Wat geloof je? Wat is jouw levensmotto? Dat vragen wij in de serie Het Credo. Dominee Jolien van Zelderen gelooft in een God ‘die vrije mensen wil’.
‘Ik geloof in God, maar dat is niet een man op een wolk. God is de schepper, een intelligent wezen, een geest. Hij heeft ons gemaakt en hij zit voor een deel in ons,’ woorden uit de geloofsbelijdenis van Jolien van Zelderen, dominee in de Protestantse Kerk in Nederland, in Broek op Langedijk. Jezus ziet ze als een soort meetlat voor alle mensen. ‘Om jezelf als het ware naast te plaatsen, zodat je samen met hem een weg kunt zoeken naar wie God is en naar wat je eigen bestemming in je leven is.’
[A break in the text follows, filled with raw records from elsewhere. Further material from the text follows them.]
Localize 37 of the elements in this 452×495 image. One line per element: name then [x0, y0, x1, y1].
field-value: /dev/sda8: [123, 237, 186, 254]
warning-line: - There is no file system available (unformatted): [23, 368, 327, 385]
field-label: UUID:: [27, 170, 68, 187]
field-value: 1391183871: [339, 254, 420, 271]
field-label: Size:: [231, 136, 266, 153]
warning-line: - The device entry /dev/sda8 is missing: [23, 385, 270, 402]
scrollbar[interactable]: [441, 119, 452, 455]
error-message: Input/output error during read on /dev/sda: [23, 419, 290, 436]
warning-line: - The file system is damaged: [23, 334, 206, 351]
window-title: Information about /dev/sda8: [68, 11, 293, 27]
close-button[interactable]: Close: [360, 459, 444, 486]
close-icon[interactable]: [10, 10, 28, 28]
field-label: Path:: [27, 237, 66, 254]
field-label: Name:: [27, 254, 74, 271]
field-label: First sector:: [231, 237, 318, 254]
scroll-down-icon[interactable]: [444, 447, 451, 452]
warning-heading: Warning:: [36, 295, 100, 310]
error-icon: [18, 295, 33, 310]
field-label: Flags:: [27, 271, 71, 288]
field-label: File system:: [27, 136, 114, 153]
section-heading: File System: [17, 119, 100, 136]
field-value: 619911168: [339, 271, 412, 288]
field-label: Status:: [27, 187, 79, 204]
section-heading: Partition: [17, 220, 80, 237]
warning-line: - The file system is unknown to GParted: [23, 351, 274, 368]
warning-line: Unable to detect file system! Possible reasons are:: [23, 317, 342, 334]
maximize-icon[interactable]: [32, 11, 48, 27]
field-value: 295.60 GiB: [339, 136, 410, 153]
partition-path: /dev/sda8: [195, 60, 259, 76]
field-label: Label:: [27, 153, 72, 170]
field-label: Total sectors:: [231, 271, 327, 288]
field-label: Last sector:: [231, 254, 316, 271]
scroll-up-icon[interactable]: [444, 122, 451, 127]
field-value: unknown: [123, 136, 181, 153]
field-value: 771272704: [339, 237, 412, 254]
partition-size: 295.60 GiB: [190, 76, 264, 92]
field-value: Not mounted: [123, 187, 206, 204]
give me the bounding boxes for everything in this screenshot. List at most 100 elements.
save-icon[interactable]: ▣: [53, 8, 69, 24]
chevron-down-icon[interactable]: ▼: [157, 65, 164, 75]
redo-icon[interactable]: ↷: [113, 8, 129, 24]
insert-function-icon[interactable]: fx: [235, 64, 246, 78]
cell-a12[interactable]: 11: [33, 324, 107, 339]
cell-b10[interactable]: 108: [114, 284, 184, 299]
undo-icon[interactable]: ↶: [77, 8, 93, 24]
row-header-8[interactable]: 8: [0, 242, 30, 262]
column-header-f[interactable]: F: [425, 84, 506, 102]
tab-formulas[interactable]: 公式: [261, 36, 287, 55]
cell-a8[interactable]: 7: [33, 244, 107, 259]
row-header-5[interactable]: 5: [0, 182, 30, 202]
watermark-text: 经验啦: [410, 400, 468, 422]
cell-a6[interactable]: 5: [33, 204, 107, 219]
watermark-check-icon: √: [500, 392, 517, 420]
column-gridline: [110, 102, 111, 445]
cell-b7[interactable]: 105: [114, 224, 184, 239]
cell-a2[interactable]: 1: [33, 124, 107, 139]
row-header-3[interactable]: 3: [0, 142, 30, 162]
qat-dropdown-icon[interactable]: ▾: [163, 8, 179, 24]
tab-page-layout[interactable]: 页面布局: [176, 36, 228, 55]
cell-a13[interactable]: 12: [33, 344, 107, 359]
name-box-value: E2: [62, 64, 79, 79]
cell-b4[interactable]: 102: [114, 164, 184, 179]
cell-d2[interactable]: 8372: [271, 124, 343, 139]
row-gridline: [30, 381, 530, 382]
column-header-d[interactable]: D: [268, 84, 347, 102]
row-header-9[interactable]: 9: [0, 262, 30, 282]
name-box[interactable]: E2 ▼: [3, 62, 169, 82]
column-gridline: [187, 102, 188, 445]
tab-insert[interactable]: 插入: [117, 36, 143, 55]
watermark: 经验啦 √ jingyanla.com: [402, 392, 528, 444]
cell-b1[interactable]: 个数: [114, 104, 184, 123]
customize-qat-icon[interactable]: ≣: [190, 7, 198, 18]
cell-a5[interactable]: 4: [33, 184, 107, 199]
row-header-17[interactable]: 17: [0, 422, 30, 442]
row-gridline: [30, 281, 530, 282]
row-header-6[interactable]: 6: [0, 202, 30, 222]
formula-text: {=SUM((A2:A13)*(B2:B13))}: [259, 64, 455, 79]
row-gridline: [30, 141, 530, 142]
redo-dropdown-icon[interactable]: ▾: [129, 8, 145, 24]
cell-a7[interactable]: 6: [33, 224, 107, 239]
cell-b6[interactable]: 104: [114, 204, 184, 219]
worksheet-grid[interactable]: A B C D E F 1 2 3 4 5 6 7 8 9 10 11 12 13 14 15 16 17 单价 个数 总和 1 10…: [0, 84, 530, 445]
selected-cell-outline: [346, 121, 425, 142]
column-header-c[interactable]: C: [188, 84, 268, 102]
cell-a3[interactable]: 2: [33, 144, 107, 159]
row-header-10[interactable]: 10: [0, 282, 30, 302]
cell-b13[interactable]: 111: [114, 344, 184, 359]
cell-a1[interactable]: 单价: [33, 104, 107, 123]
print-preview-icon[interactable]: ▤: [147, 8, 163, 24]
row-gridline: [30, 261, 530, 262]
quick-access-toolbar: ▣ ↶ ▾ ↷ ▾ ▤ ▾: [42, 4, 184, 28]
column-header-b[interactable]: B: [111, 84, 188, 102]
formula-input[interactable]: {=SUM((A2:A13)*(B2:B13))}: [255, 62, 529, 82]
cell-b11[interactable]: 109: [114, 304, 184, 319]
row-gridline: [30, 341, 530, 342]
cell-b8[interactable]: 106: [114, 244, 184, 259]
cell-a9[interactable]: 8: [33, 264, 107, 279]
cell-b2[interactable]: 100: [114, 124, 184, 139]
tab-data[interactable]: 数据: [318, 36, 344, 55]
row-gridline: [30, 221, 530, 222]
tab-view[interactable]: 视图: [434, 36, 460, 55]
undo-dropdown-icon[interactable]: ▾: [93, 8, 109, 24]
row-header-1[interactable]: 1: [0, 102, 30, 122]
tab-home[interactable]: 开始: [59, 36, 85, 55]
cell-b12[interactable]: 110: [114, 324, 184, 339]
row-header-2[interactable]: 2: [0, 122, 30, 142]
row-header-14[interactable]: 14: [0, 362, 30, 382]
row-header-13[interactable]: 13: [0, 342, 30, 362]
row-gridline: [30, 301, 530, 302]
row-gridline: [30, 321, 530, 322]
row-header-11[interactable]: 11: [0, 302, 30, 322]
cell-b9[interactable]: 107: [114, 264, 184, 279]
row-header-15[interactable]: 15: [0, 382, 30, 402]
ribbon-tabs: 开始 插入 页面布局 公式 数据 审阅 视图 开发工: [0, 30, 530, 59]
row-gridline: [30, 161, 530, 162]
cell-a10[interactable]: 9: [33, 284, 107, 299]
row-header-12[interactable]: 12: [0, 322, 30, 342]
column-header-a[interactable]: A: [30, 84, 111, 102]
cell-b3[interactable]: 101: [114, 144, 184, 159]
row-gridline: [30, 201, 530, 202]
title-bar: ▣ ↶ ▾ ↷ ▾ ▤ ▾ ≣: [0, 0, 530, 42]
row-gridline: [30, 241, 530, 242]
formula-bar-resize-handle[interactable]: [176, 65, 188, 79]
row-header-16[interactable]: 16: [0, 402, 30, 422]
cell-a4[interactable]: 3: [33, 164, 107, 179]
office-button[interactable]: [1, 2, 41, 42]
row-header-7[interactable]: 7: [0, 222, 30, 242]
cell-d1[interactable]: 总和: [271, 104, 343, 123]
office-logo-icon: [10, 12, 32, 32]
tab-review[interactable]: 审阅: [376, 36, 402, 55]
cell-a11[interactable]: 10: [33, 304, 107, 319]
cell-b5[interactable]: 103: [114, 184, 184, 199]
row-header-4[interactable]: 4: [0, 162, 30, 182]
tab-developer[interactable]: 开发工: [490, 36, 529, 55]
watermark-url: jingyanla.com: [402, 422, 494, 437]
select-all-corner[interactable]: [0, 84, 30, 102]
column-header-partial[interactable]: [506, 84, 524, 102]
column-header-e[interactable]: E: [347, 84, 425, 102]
Jezus houdt haar scherp. Er zijn in de wereld veel voorbeelden van onrecht, zegt ze. Mensen worden benadeeld, er is geen gelijkheid, geen vrijheid. ‘Terwijl dat waarden zijn waar Jezus voor stond. Hij leefde die na en dat geeft ons de moed om soms ook tegen de gevestigde orde in te gaan. Om te pleiten voor de mens zoals God die bedoeld heeft.’
Veel mensen hebben een burn-out of een depressie. Je ziet dan vaak dat mensen niet vrij zijn, dat ze zichzelf dingen opleggen.
Van Zelderen gelooft ‘in een vrije God die vrije mensen wil. Dat is het hoofddoel, maar kennelijk is dat moeilijk te bereiken. Er is nog werk aan de winkel. Kijk maar naar de wereld. Kijk ook naar jezelf.’ Die onvrijheid komt ze regelmatig tegen in haar werk, in het pastoraat. ‘Veel mensen hebben een burn-out of een depressie. Je ziet dan vaak dat mensen niet vrij zijn, dat ze zichzelf dingen opleggen. Ze zijn streng voor zichzelf. Dan is geloof denk ik belangrijk. Weten dat je geliefd bent, gewoon zoals jij bent.’
Wat niet helpt is zwaaien met bijbelteksten. ‘Zo van: lees dit maar eens, dan word je weer beter. Als ik iemand ontmoet die in moeilijkheden zit, ga ik met die persoon zoeken naar de mens die hij is of wil zijn. Dat ligt op het grensvlak met de psychologie. In dat opzicht zie ik mezelf ook wel als zielzorger. Omdat we zoeken naar: hoe kom ik bij mijzelf? Dat kan overigens beginnen met rouwen. Mensen moeten soms afscheid nemen van beelden over zichzelf, van wat ze voor zichzelf bedacht hadden.’